Maître Bowman, mon avocate, et maître Weslay, celui de Liam, pénètrent dans le salon d'attente d'un même pas. Ils n'ont beau être que deux, j'ai soudain l'impression que toute une armée vient d'envahir l'espace. L'air me fait défaut, pas la hâte d'en finir au plus vite.

— Ils nous attendent, nous informe-t-il.

— Ils sont installés en salle 5, lui adjoint-elle.

Les mains dans les poches de son costume beige où aucun pli n'a pu s'inviter, les iris chocolat de l'avocat me sondent intensément pour déceler en moi le moindre doute susceptible de me faire reculer. Liam doit entendre les questions silencieuses du ténor du barreau puisqu'il me propose, d'un timbre posé, aux antipodes de la lave qui a remplacé le sang dans ses veines :

— On peut tout arrêter, sortir d'ici, filer vers l'ascenseur, monter dans ma voiture et...

— Et quoi ? le coupé-je avant qu'il n'évoque la possibilité de quitter l'Etat, le pays, voire le continent pour nous éloigner de cet endroit. Laisser Campbell et sa clique de scénaristes continuer leur chantage minable ? Hors. De. Question.

Mon index martèle son torse pendant que je lui répète ces trois mots, qu'il a lui-même hurlés avant-hier soir. Je voudrais le secouer en le sommant de me rendre Iceberg PDG, juste pour une heure ou deux. L'homme dont la glace cachait un feu, la froideur une douleur. Aujourd'hui, j'ai plus que jamais besoin de l'homme qui me pousse à avancer mais me retient pour m'empêcher de tomber. Je veux l'homme qui ose, car je ne fuirai pas.

— Tu réalises ce que tu me demandes ? m'interroge-t-il en pressant sa main gauche sur ma joue, sans se soucier des quatre yeux en train de nous observer.

— De ne pas oublier pourquoi on le fait, ni que j'ai gagné le droit de décider du goût de ma vengeance.

— Alors allons-y, enchaîne maître Bowman, un sourire carnassier ourlant ses lèvres cerise, certainement pour nous éviter de perdre plus de temps.

Dans son tailleur pantalon blanc cassé, qui constrate avec sa chevelure ébène et son teint caramel, la quadragénaire semble angélique ; en réalité, c'est un requin affamé qui ne sera repue que lorsque ses proies lâcheront leur dernier souffle. Tout cela est purement métaphorique – au grand dam de Liam –, pourtant, c'est bien la peine de mort qui n'attend que d'engloutir les dernières miettes du plan du clan Campbell. Bientôt, il ne leur restera que le souvenir pourpre d'un projet ambitieux qu'ils ont eux-mêmes torpillé.

Comme quoi, même le diable peut s'enterrer.

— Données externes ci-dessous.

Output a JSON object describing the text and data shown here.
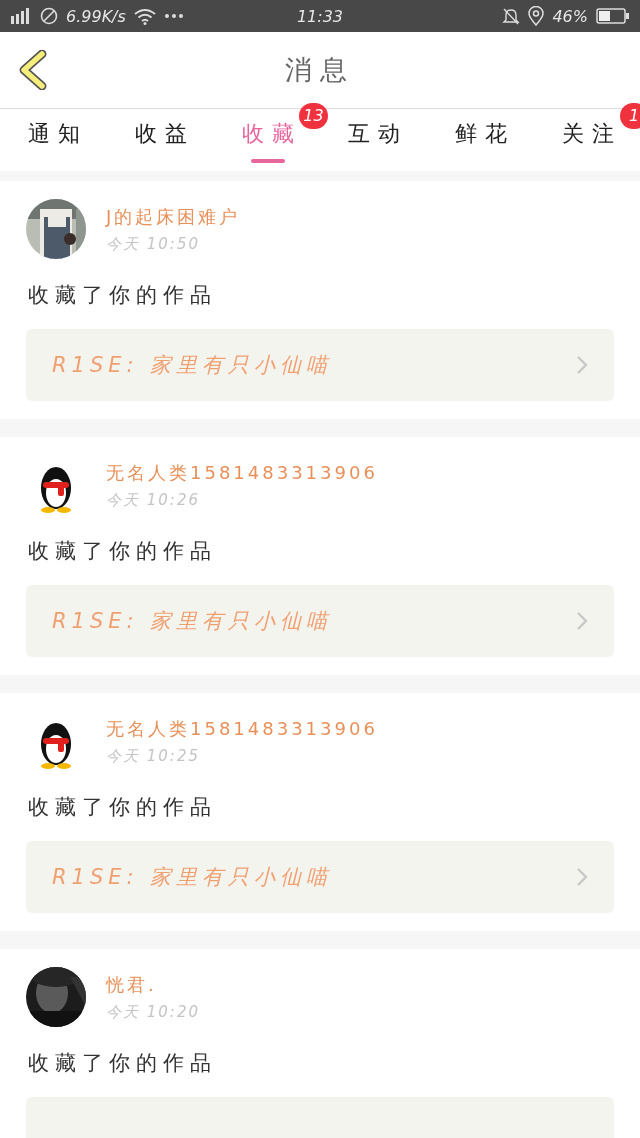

Devant la salle de conférence numéro 5, j'inspire à pleins poumons un air pas encore vicié par la présence de l'ennemi. Puis, un à un, j'adresse un sourire reconnaissant aux visages familiers qui m'ont accordé leur indéfectible soutien. Liam vient d'abord embrasser la commissure de mes lèvres, avant de me promettre, à l'oreille, qu'il fera de son mieux. Une furieuse nuée de frissons dévale mon échine. De deux doigts sous mon menton, il m'oblige à relever le visage pour arrimer nos regards. L'inquiétude luit dans ses iris acier. C'est déconcertant. Il m'avait habituée à l'homme intraitable, arrogant et fier. Pas à l'homme angoissé qui se tient devant moi. Qui me tient tout contre lui, comme si le monde extérieur menaçait de m'aspirer.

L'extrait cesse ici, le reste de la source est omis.